Ok first of all shout out to our first comic book. Some say a picture is worth a thousand words, and if that's the case, we've probably already read more words than in The Odyssey.

Sorry for that cheese but I'm not gonna delete that lol

But to the main point of this post -- my appreciation for how honest Satrapi is (or at least sounds). Not only is it written in the stream-of-conscious style, the way Marji thinks and acts really resembles the polarity of a child's mind (aka they switch opinions/ideas/thoughts in general really easily since their ideas aren't totally grounded), which is then pushed to the extreme with the chaos in Iran.

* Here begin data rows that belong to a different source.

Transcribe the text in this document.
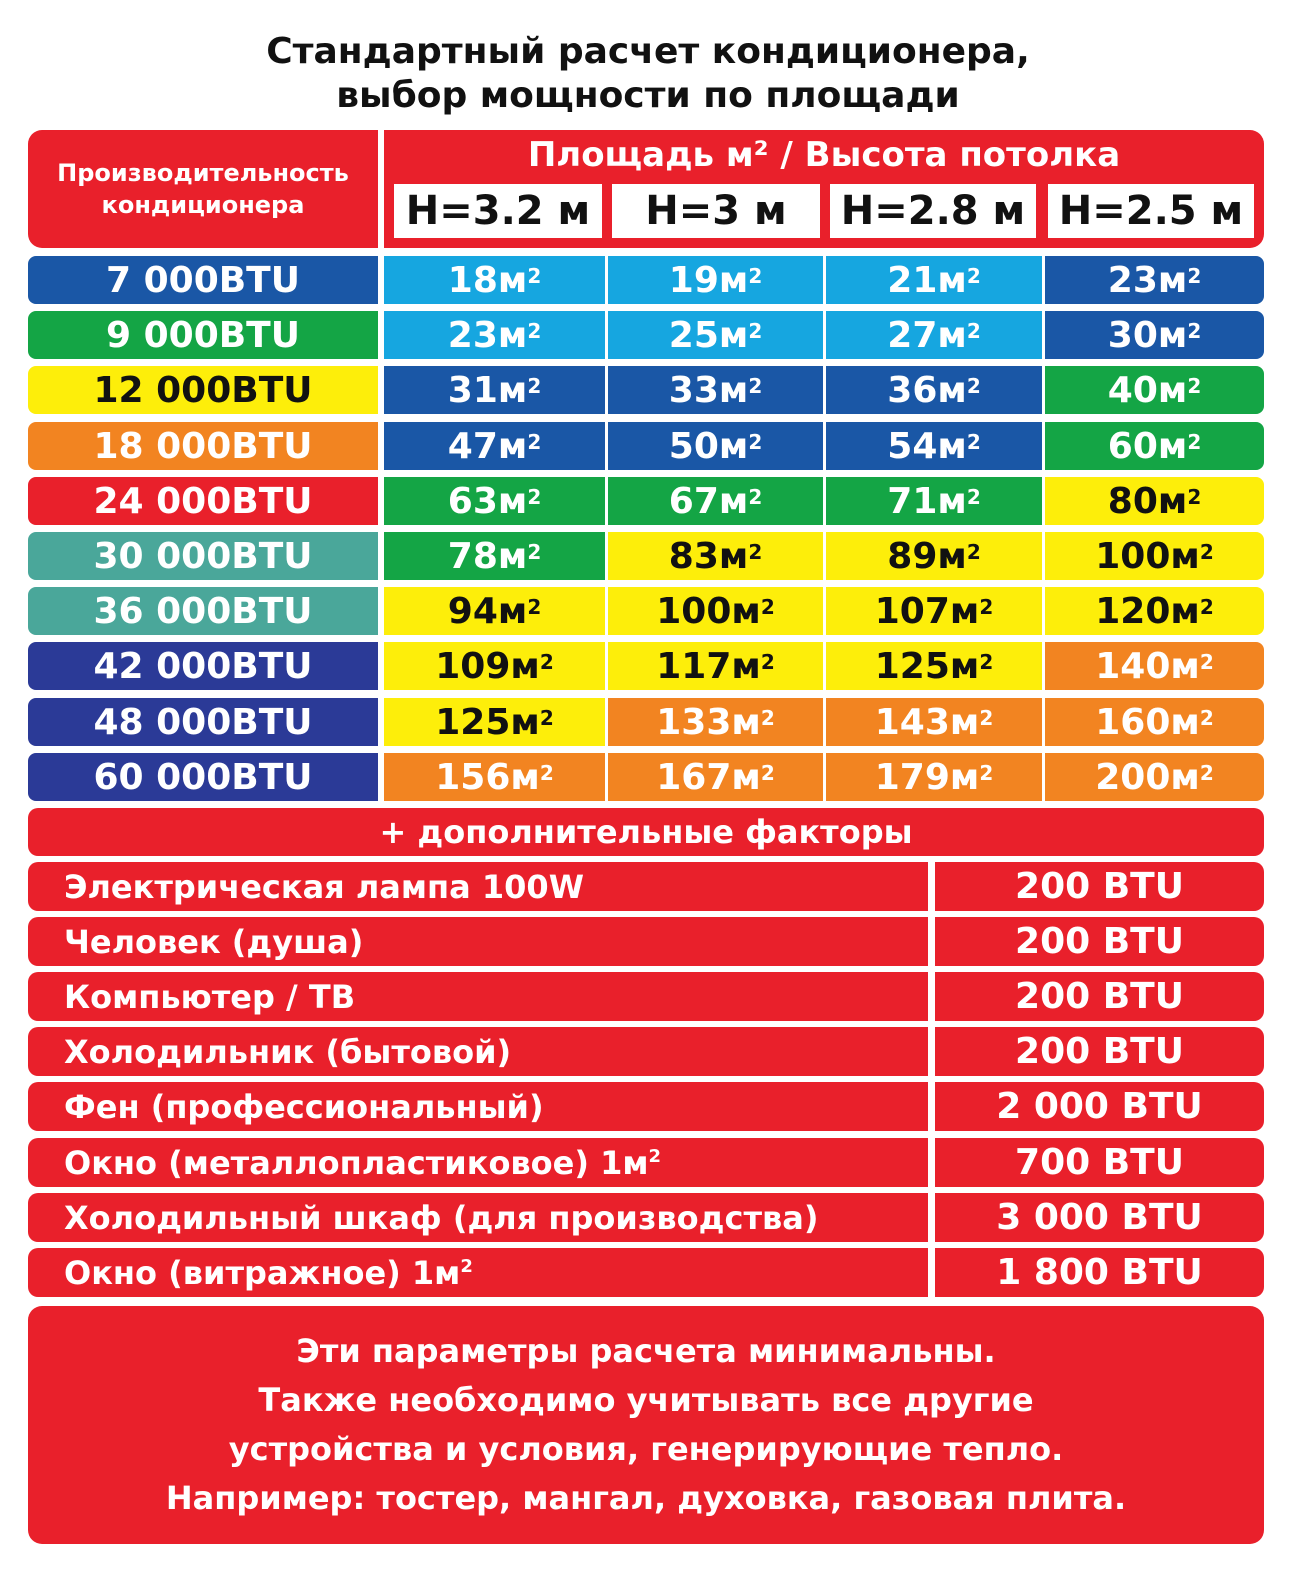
Стандартный расчет кондиционера,
выбор мощности по площади
Производительность
кондиционера
Площадь м² / Высота потолка
H=3.2 м	H=3 м	H=2.8 м H=2.5 м
7 000BTU	18 $м^2$	19 $м^2$	21 $м^2$	23 $м^2$
9 000BTU	23 $м^2$	25 $м^2$	27 $м^2$	30 $м^2$
12 000BTU	31 $м^2$	33 $м^2$	36 $м^2$	40 $м^2$
18 000BTU	47 $м^2$	50 $м^2$	54 $м^2$	60 $м^2$
24 000BTU	63 $м^2$	67 $м^2$	71 $м^2$	80 $м^2$
30 000BTU	78 $м^2$	83 $м^2$	89 $м^2$	100 $м^2$
36 000BTU	94 $м^2$	100 $м^2$	107 $м^2$	120 $м^2$
42 000BTU	109 $м^2$	117 $м^2$	125 $м^2$	140 $м^2$
48 000BTU	125 $м^2$	133 $м^2$	143 $м^2$	160 $м^2$
60 000BTU	156 $м^2$	167 $м^2$	179 $м^2$	200 $м^2$
+ дополнительные факторы
Электрическая лампа 100W	200 BTU
Человек (душа)	200 BTU
Компьютер / ТВ	200 BTU
Холодильник (бытовой)	200 BTU
Фен (профессиональный)	2 000 BTU
Окно (металлопластиковое) $1м^2$	700 BTU
Холодильный шкаф (для производства)	3 000 BTU
Окно (витражное) $1м^2$	1 800 BTU
Эти параметры расчета минимальны.
Также необходимо учитывать все другие
устройства и условия, генерирующие тепло.
Например: тостер, мангал, духовка, газовая плита.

One of the largest "swings" in opinion Marji has is her relation with God. The public played a huge role in her relationship -- for example, when her teacher didn't approve of her wanting to be a prophet and told her parents, she then told her parents that she wanted to become a doctor (and secretly reassured God that she just said that to make her parents happy). However, when the fundamentalists took over and required everyone to pray throughout the day (as suggested by Marji's mother, telling her to say that she prays in the daytime), she would lie again to the public, saying that she prays 11 or 12 times a day, while in reality she wasn't praying at all. This shows her rebellious nature, something that children like to do. Adding onto that, she even changed her dream from becoming a prophet to becoming a chemist (and then the universities were all conveniently closed for two years).

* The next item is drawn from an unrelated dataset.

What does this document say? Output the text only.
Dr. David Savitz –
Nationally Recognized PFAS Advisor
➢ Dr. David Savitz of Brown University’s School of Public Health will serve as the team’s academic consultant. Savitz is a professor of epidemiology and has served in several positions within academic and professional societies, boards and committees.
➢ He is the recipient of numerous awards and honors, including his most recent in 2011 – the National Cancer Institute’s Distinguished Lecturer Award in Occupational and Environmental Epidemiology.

Though this is more of a process than a swing, it's really fun to watch Marji's political opinions change as she learns more from her parents and friends. Her initial innocence was cute, how she declared how suffering in old people will simply be forbidden. Not too long after, she chants "down with the king", pretending to be Che Guevara. After her dad told her about how the king wasn't actually chosen by God and learned about her grandfather's suffering in prison, she became even more revolutionary. When she learned that her friend's father had been in jail, she wished she had a relative in jail -- of course, that all changed again when her uncle got executed. when Iran was at war, she also wanted to go to war -- then she changed her mind when she learned that her friend's father died, and learned the importance of having a complete family (and how it's better than having a dead hero as a father).

I guess to sum things up, Satrapi was really good at depicting how a child thinks, making her story both relate-able and honest -- something that I really appreciate.